Crop protection specialist outlines steps growers can take to combat a range of plant diseases
The onset of heavy morning dews will seriously increase the risk of ringspot and white blister in brassica crops over the coming weeks, according to Syngenta.
Technical manager Simon Jackson says crops have recovered remarkably well from the dry, slow growing conditions at planting, to now have good leaf canopies going into the autumn.
“The very dry conditions early in the season had significantly checked the initial incidence of ringspot, which often pops up through June and July and acts as a source of inoculum,” he said. “However, with canopies now closing over and prolonged periods of leaf wetness from dew and heavy showers, pressure is building, and disease is taking off.”
Jackson pointed out that when the first ringspot symptoms are identified, it’s a good indication that surrounding plants will have been infected. The pathogen’s lifecycle typically gives around five to seven days from initial spore infection to get a preventative fungicide onto the leaf to control symptoms occurring.

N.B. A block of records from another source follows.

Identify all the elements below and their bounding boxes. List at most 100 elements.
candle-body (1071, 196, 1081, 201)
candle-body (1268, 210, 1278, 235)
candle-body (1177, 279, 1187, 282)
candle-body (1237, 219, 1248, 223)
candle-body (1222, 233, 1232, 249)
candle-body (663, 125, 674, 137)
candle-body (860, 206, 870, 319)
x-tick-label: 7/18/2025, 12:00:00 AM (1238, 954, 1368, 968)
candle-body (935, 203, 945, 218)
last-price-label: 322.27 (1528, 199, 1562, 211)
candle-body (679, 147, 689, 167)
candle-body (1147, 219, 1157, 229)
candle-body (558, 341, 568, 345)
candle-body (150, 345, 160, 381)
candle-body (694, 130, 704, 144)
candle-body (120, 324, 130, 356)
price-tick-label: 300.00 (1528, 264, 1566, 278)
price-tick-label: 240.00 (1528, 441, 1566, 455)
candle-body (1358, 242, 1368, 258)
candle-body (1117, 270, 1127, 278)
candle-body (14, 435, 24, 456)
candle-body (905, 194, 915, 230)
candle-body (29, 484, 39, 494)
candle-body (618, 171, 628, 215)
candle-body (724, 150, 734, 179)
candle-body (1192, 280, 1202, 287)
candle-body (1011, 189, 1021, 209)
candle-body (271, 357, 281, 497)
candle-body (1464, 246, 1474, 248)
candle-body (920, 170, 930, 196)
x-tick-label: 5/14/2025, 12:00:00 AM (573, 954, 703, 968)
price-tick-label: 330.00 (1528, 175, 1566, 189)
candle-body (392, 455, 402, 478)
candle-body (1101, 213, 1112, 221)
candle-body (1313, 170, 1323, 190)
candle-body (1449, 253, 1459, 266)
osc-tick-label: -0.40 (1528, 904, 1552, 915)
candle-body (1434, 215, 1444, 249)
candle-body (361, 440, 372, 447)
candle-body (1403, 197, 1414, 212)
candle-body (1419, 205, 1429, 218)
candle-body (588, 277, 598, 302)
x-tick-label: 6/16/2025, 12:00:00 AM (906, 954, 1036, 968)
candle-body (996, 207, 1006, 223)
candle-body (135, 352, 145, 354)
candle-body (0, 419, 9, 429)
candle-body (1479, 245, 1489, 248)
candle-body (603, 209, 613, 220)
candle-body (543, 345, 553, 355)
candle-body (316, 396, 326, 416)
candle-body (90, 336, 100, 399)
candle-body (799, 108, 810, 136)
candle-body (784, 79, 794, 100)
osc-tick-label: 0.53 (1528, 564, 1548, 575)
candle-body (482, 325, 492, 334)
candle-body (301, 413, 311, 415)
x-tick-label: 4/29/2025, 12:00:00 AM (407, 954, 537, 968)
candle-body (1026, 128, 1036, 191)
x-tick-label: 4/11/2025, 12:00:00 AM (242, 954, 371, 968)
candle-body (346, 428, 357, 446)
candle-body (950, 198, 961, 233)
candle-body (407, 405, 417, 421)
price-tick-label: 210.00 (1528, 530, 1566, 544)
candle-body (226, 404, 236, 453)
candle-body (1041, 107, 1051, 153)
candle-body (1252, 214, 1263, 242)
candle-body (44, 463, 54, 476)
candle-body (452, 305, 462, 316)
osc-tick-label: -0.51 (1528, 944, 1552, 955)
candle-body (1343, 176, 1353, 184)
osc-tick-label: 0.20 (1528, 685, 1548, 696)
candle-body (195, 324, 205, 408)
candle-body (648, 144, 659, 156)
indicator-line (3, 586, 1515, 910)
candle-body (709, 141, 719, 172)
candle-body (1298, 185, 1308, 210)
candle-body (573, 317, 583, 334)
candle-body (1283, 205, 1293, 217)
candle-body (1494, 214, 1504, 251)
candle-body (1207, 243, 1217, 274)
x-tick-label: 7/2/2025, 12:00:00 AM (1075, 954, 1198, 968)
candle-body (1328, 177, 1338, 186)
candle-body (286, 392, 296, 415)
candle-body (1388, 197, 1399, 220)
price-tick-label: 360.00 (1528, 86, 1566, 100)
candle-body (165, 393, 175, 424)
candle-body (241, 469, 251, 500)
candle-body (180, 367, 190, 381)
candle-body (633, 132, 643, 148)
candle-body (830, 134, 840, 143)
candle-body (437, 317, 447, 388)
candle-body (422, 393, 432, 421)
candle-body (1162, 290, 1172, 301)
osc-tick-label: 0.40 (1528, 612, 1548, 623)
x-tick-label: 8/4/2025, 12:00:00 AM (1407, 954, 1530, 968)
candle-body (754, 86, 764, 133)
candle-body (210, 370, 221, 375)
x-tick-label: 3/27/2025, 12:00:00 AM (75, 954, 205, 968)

“Ringspot lesions left uncontrolled will quickly produce multiple infection points on surrounding plants,” he said. ”An Amistar Top application at the first sign of infection and when risk is increasing can protect the clean leaves and reduce pressure on productive new growth within the crop.”
Older infected leaves soon wither and drop off the plant, he added.
White blister only requires shorter periods of leaf wetness, compared to ringspot, so pressure has already been high, with repeated red warnings on the Brassica Alert disease forecasts, Jackson noted. An Amistar Top application timed to target white blister is also effective on ringspot and other brassica leaf diseases, such as alternaria.
“Starting the season early, to prevent pressure building within the crop, gives the best chance to maintain green leaf area and crop quality right through to harvest. Amistar Top has always proven highly reliable and effective in the early autumn timings for Brussels sprout and white cabbage production,” he advised.
The brassica market is currently being buoyed by strong order books from retailers, seeing high brassica demand for more cooking at home and an increase for frozen products, offering better value for money and reduced waste for consumers.
Broccoli deep freeze
Broccoli has been in particular demand for frozen processing. However, Syngenta says the key challenge for growers has been the incidence of systemic downy mildew, being especially evident as visible black staining when florets are broken up for freezing.
Jackson advocates growers start a two-spray strategy with Revus, around five weeks post planting. “That’s primarily aimed at good control of systemic downy mildew at the earliest opportunity,” he advised.
However, he said many growers also comment that downy mildew appears to be a precursor of other later disease issues – primarily spear rot. “Targeting systemic downy mildew early with Revus can have a real season long benefit on overall broccoli head quality,” he added.
Furthermore, a follow-up application 14 to 21 days later with Amistar plus SL567A (available to broccoli growers as an EAMU) will provide good control of white blister and protect head quality, Jackson said.
“White bister is often slow to take off in the early autumn,” Jackson pointed out. “But with more brassicas planted and levels of inoculum now in the environment, it will soon reach critical mass for widespread outbreaks. Putting Amistar Top strategies in place will be essential to protect leaf area and crop yields.”